Cooler weather brings fire respite

Wed, Jan 9, 2013, 00:00

   

Record temperatures across southern Australia cooled today, reducing the danger from scores of raging wildfires but likely bringing only a brief reprieve from the summer’s extreme heat and fire risk.

Australia had its hottest day on record with a nationwide average of 40.33 degrees, narrowly breaking a 1972 record of 40.17 degrees.

Yesterday was the third hottest day at 40.11 degrees. Four of Australia’s hottest 10 days on record have been in 2013.

“There’s little doubt that this is a very, very extreme heat wave event,” Bureau of Meteorology manager of climate monitoring and prediction David Jones said.

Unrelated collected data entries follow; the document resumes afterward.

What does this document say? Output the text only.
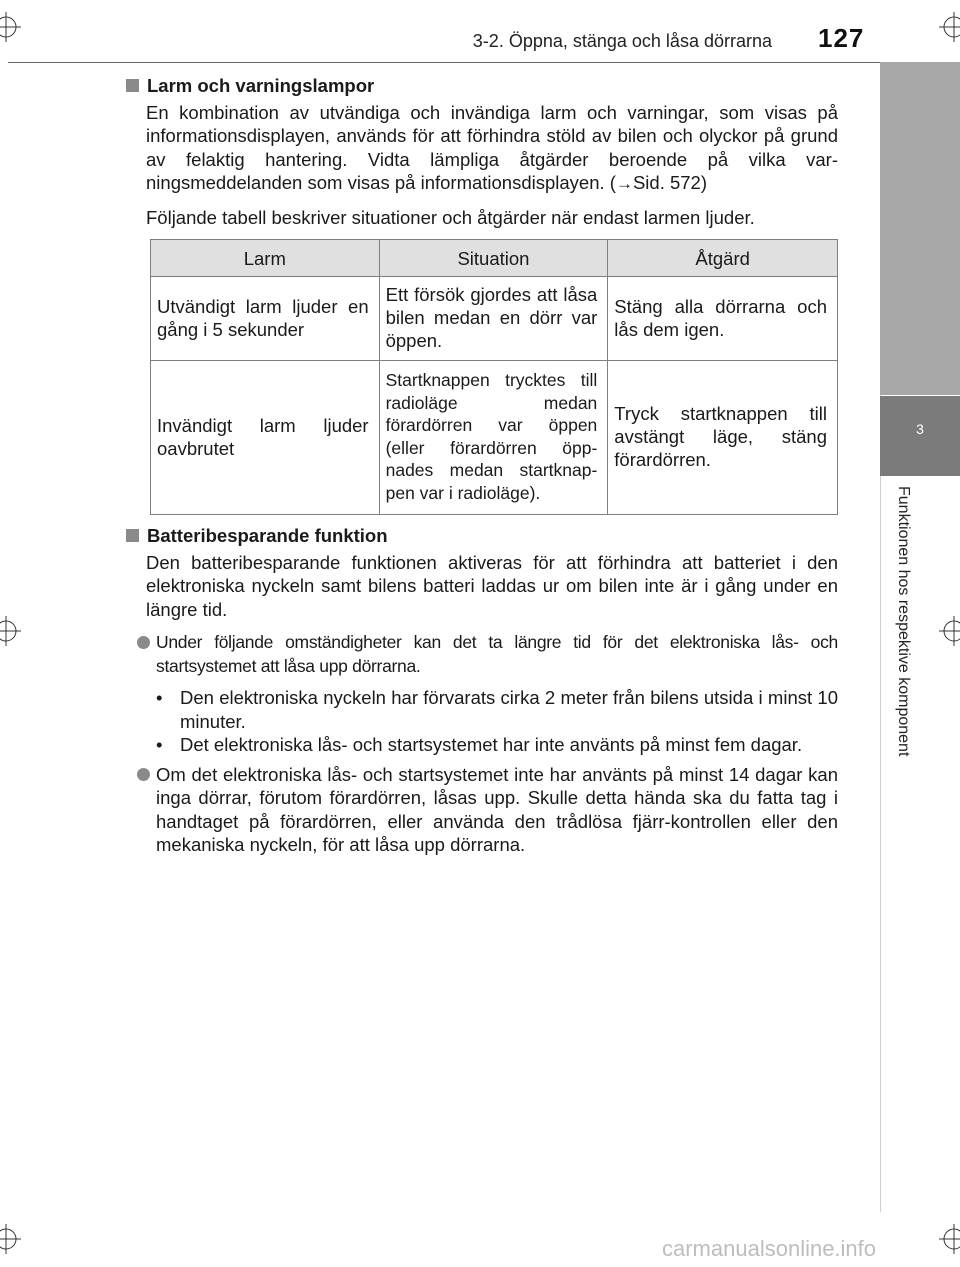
3-2. Öppna, stänga och låsa dörrarna 127
3
Funktionen hos respektive komponent
Larm och varningslampor
En kombination av utvändiga och invändiga larm och varningar, som visas på informationsdisplayen, används för att förhindra stöld av bilen och olyckor på grund av felaktig hantering. Vidta lämpliga åtgärder beroende på vilka var-ningsmeddelanden som visas på informationsdisplayen. (→Sid. 572)
Följande tabell beskriver situationer och åtgärder när endast larmen ljuder.
Larm	Situation	Åtgärd
Utvändigt larm ljuder en gång i 5 sekunder	Ett försök gjordes att låsa bilen medan en dörr var öppen.	Stäng alla dörrarna och lås dem igen.
Invändigt larm ljuder oavbrutet	Startknappen trycktes till radioläge medan förardörren var öppen (eller förardörren öpp-nades medan startknap-pen var i radioläge).	Tryck startknappen till avstängt läge, stäng förardörren.
Batteribesparande funktion
Den batteribesparande funktionen aktiveras för att förhindra att batteriet i den elektroniska nyckeln samt bilens batteri laddas ur om bilen inte är i gång under en längre tid.
Under följande omständigheter kan det ta längre tid för det elektroniska lås- och startsystemet att låsa upp dörrarna.
• Den elektroniska nyckeln har förvarats cirka 2 meter från bilens utsida i minst 10 minuter.
• Det elektroniska lås- och startsystemet har inte använts på minst fem dagar.
Om det elektroniska lås- och startsystemet inte har använts på minst 14 dagar kan inga dörrar, förutom förardörren, låsas upp. Skulle detta hända ska du fatta tag i handtaget på förardörren, eller använda den trådlösa fjärr-kontrollen eller den mekaniska nyckeln, för att låsa upp dörrarna.
carmanualsonline.info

“If you look at its extent, its duration, its intensity, it is arguably the most significant in Australia’s history,” he added.

With today’s cool-down in southern Australia, the national capital, Canberra, dropped from a high of 36  to 28 degrees and Sydney dropped from 43 to 23 degrees.

Mr Jones expected that today would also rank among Australia’s hottest days when the national temperatures are calculated. That is because the extreme heat has shifted from the heavier populated south to northern and central Australia.

The bureau forecast above average temperatures for the remainder of summer, compounding the fire danger created by a lack of rain across central and southern Australia over the past six months. “It is going to be very challenging,” Mr Jones said of the wildfire danger.